Monday, 17 December 2012
Wednesday, 12 December 2012
Cabin freaks, hot tubs and crackling fires.
We were lucky enough to be invited along for a couple of days in an amazing cabin, high in the mountains with the greatest views and more pure-white snow than I thought possible. I am a winter cabin-loving freak and this one did not disappoint. So much food and hot rum drinks and dogs and late night hot tubs talking about wolves and laughing at crazy kids. Getting chilled to the bone and warming up by a crackling fire. I look around and I cant believe this is my life, I am so so lucky.
Sunday, 9 December 2012
Friday, 7 December 2012
Wednesday, 5 December 2012
Tuesday, 4 December 2012
stuffed animals, orange glow and jellybeans...
The first couple of days after we found out Venessa was
pregnant I couldn’t stop crying. It wasn’t that I didn’t feel happy or excited.
It was the sadness for the part of me that didn’t. It didn’t matter that I
stopped drinking coffee and took hormones and prayed and begged and wanted. Because that’s not how it works.
Good things don’t always happen to good people but you can chose how you deal
with the bad and focus on the blessings you have. And we most definitely have a
lot of those.
Every day we talk and plan and worry and freak out from
excitement. Our neighbours had us over for sushi and gave us a bag of gifts for
the baby. A blanket, a couple of stuffed animals and a small yellow onesie. I
don’t know how many times I’ve gone into the spare bedroom and taken the bag
out and looked at the things inside. It’s hard to believe that it’s for us,
that it’s for our baby this time.
Last night I took Higgins for a walk around the block.

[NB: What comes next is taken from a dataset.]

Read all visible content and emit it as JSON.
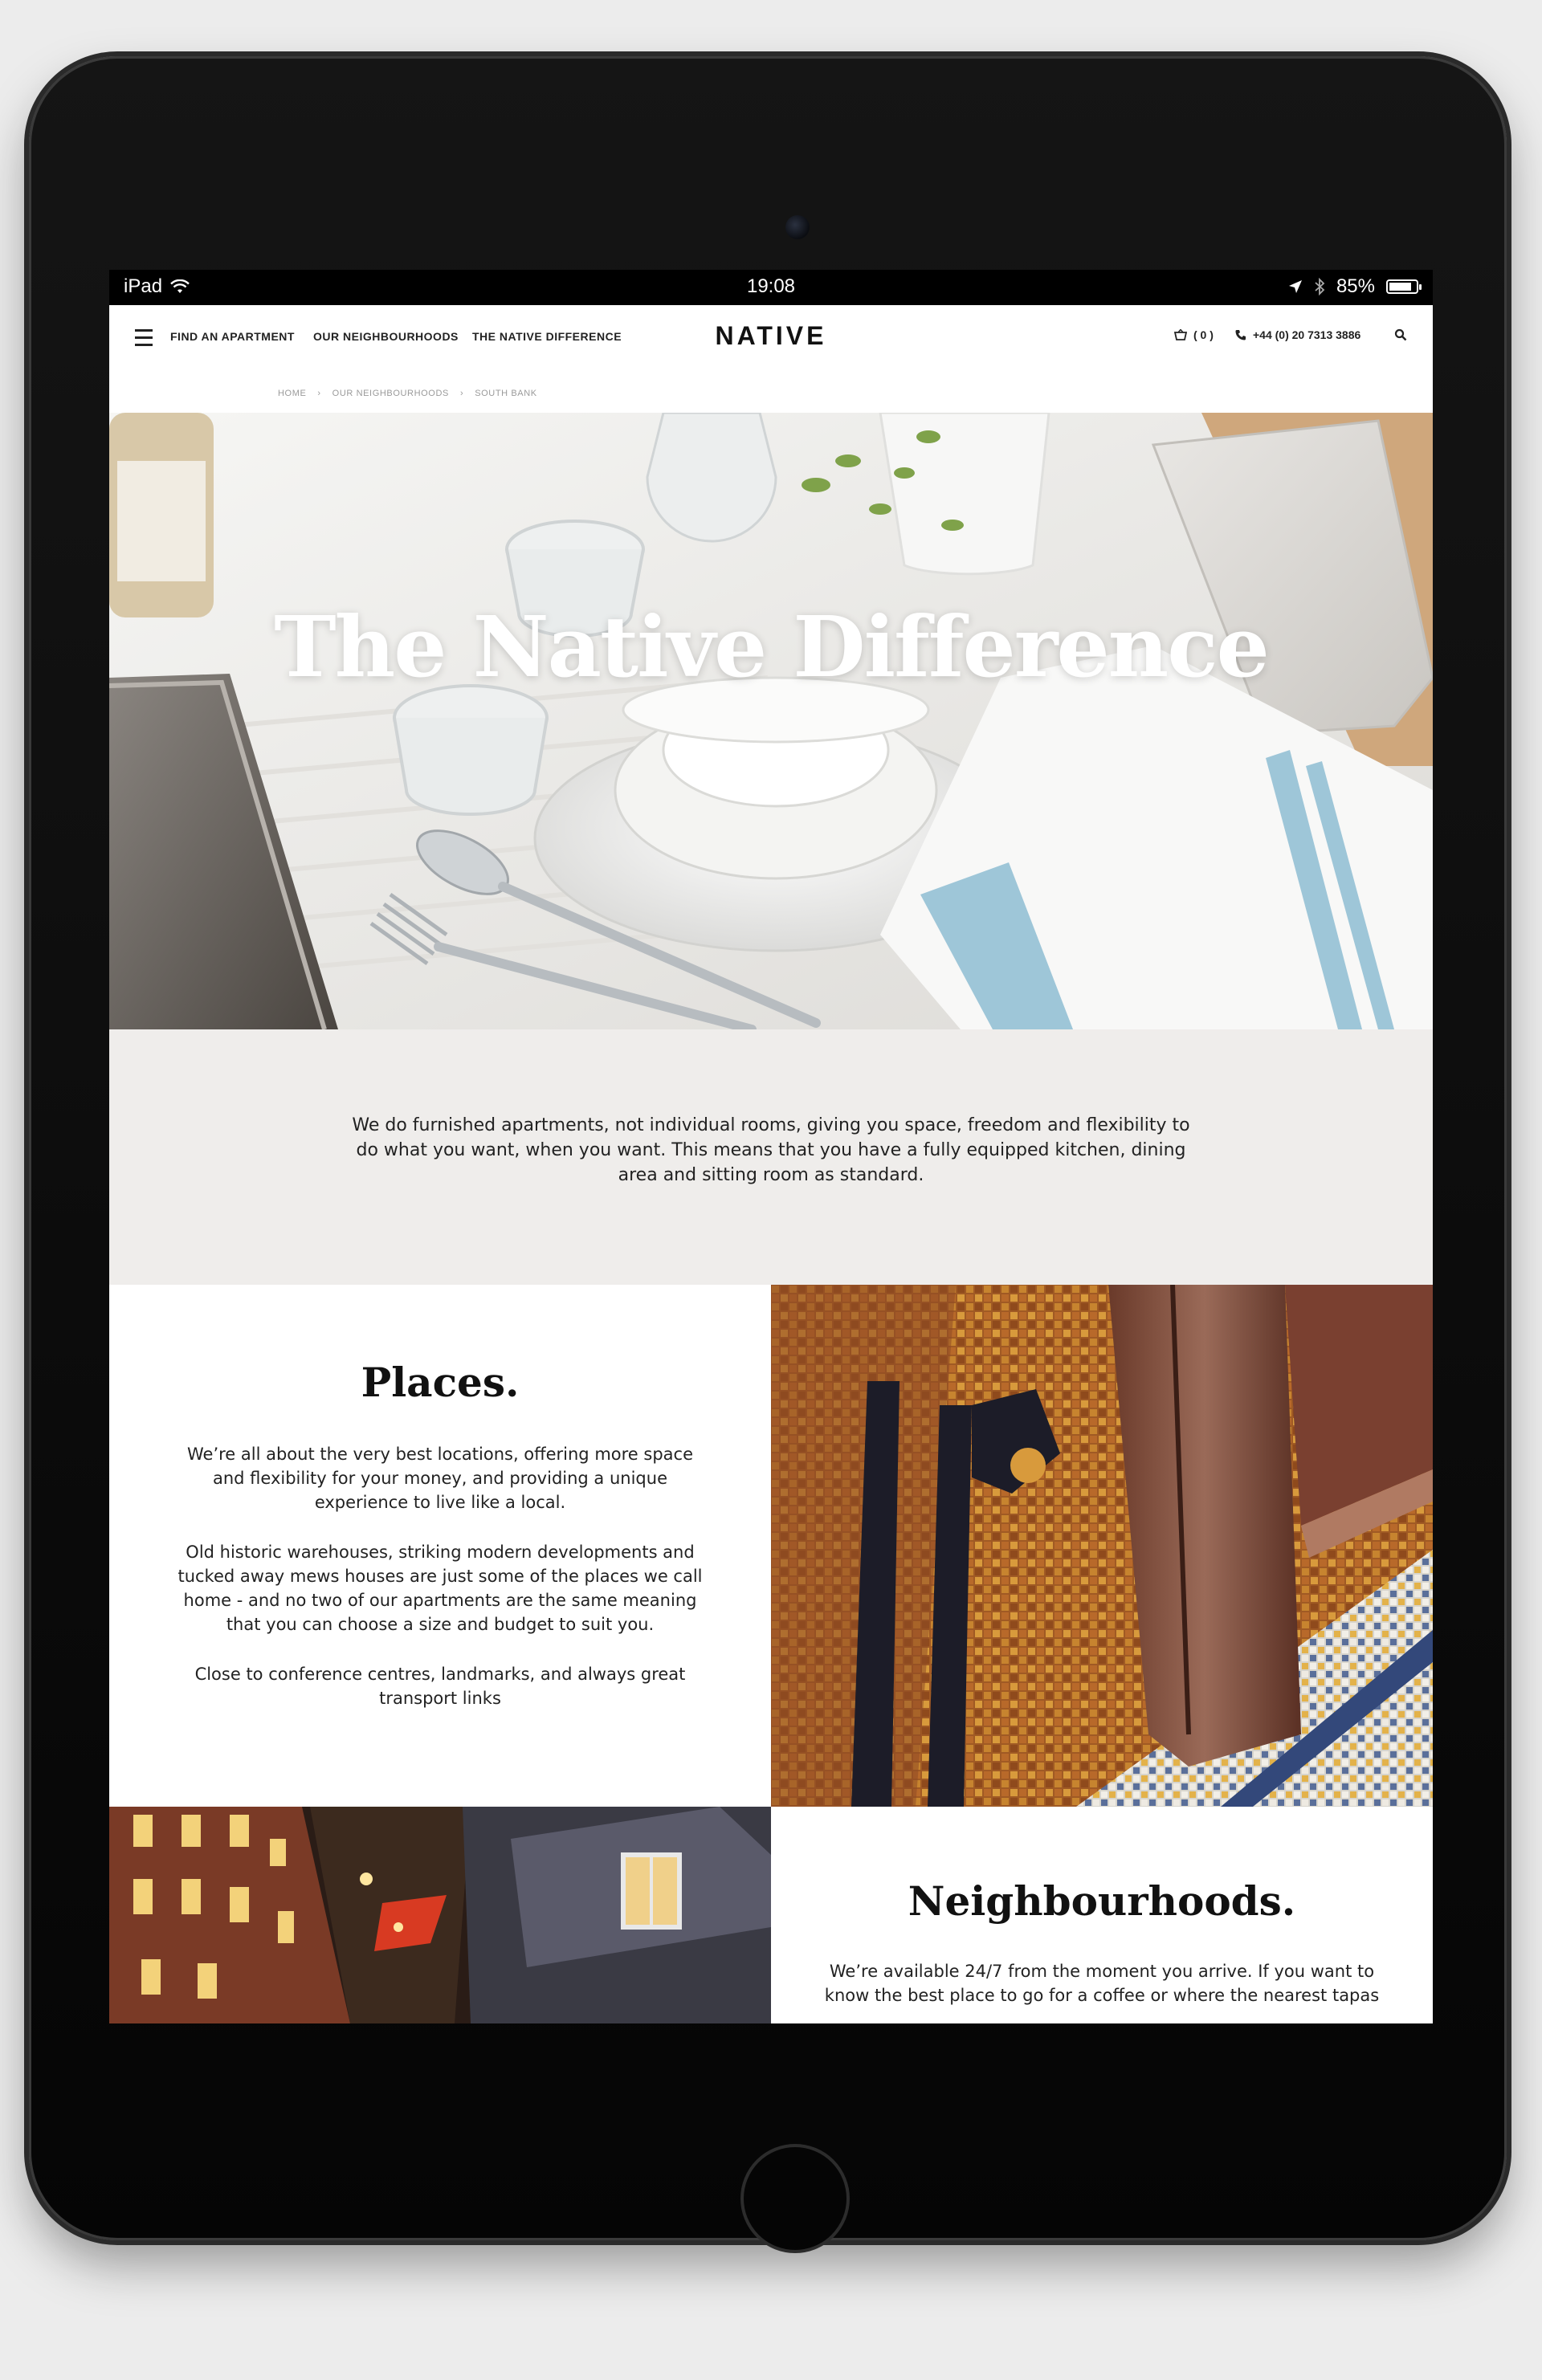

Stepping out of the warm house into this almost surreal winter landscape. The
snow so heavy and thick on the trees they look almost fake, as if made out of
icing and carefully shaped into trees. The orange glow of town in the distance
radiating, porch lights revealing the glittering surface of driveways carefully
plowed and Christmas lights lining every roof peak. There are few places where
you can take a deep breath and feel nothing but pure peace and happiness.
Winter does that for me. The quiet of living out of town.
This week our bay is the size of a jellybean, which may
sound small but for us it is the greatest thing.